Des comportements encore plus étonnants que la délocalisation peuvent être mis en évidence en étudiant des systèmes composés par au moins deux particules – par exemple deux photons, ou un électron et un atome... On parle d' intrication (en anglais, entanglement ) entre les propriétés des sous-systèmes. Même si l'intrication est connue depuis longtemps au niveau du formalisme, seuls les travaux théoriques de John Bell (1964) et les expériences inspirées de ceux-ci (Aspect et collaborateurs, 1981-82) ont permis d'en mettre en évidence le caractère fortement non-classique.

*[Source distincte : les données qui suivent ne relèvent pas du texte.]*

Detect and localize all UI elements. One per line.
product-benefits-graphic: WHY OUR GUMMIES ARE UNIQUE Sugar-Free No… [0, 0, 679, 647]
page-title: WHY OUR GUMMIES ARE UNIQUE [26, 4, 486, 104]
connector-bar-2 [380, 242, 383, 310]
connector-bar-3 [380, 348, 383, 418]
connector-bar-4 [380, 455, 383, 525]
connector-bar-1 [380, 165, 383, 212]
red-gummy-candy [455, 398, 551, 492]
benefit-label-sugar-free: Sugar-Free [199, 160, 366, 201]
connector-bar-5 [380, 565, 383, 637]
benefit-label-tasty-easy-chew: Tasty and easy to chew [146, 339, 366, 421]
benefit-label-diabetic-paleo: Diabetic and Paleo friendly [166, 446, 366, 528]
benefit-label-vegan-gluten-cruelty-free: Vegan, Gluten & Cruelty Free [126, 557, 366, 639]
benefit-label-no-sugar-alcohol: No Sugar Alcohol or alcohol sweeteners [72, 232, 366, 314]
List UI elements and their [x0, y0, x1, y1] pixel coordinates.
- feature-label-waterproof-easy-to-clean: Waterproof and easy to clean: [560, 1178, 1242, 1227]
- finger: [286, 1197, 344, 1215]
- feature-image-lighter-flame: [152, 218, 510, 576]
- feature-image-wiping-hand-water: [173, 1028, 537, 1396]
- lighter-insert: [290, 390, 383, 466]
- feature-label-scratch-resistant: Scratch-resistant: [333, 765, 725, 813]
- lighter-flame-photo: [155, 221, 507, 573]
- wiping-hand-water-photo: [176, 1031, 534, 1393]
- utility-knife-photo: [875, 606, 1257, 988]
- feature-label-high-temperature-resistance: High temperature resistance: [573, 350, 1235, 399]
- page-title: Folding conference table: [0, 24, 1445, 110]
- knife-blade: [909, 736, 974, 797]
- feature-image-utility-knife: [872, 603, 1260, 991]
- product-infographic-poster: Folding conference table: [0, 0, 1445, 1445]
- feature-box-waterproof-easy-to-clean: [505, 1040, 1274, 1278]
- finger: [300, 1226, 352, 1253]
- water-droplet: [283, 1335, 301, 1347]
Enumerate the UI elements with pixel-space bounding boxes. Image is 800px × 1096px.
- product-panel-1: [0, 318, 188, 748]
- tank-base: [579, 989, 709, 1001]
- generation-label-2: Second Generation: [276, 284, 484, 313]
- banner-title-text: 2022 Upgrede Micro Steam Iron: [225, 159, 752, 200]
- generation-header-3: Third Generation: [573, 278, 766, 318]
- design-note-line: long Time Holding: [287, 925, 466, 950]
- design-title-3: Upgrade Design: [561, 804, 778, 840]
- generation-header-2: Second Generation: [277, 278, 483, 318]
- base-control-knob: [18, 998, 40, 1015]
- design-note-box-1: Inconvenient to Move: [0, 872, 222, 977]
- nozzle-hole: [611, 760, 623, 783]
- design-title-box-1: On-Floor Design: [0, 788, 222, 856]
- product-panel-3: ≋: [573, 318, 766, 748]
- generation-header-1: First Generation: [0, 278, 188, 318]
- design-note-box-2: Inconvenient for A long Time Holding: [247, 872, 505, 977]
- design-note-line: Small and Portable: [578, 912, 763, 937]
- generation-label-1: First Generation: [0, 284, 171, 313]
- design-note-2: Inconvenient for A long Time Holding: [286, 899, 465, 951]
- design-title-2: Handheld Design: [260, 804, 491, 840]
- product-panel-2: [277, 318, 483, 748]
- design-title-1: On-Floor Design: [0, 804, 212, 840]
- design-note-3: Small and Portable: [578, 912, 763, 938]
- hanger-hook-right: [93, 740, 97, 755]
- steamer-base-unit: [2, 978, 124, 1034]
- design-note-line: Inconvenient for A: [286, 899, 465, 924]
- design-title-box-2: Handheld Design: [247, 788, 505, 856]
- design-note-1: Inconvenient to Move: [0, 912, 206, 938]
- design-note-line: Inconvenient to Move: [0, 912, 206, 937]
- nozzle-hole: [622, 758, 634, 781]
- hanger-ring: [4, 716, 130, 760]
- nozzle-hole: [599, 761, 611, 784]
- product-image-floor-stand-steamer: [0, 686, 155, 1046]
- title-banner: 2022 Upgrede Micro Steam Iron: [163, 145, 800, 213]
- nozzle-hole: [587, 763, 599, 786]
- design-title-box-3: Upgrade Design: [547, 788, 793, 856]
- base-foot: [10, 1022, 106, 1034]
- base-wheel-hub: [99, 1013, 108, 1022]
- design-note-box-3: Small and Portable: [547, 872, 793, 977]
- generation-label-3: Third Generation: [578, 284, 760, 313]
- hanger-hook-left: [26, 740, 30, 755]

Le montage expérimental le plus simple qui permet d'étudier l'intrication est le suivant : deux photons A et B sont produits par une même source et sont ensuite envoyés à grande distance l'un de l'autre. Si on effectue une mesure sur chacun des photon, on constate que les résultats des mesures sur A sont corrélés avec les résultats des mesures sur B. En étudiant de près cette corrélation, on se rend compte qu'elle n'est pas explicable en de termes classiques. D'une part en effet, étant donné que les photons sont distants, la corrélation ne peut pas être due à un échange d'information, car l'hypothétique signal devrait se propager plus vite que la lumière. D'autre part, on peut aussi montrer que les corrélations ne dérivent pas uniquement de la préparation commune (critère de la violation des inégalités de Bell) : elles s'établissent vraiment au moment de la mesure. Puisque des corrélations s'établissent à distance sans besoin d'un signal, on parle de non-localité quantique .

Alors que les interférences obtenues dans les fentes de Young peuvent être obtenues avec une onde classique (et ont donc suggéré l'image traditionnelle du « dualisme onde-corpuscule »), aucun système physique classique ne peut donner lieu à des corrélations non-locales. C'est pourquoi l'intrication est considérée depuis quelques années comme le vrai cœur de la physique quantique.

L'exposé sera structuré comme suit :

  1. Description générale de la famille d'expériences permettant de mettre en évidence les corrélations quantiques entre deux particules.
  2. Dérivation de l'inégalité de type Bell inventée par Clauser, Horne, Shimony et Holt pour tester les corrélations quantiques à deux particules.
  3. Présentation de l'argument de non-localité de Greenberger, Horne et Zeilinger qui met en jeu trois particules.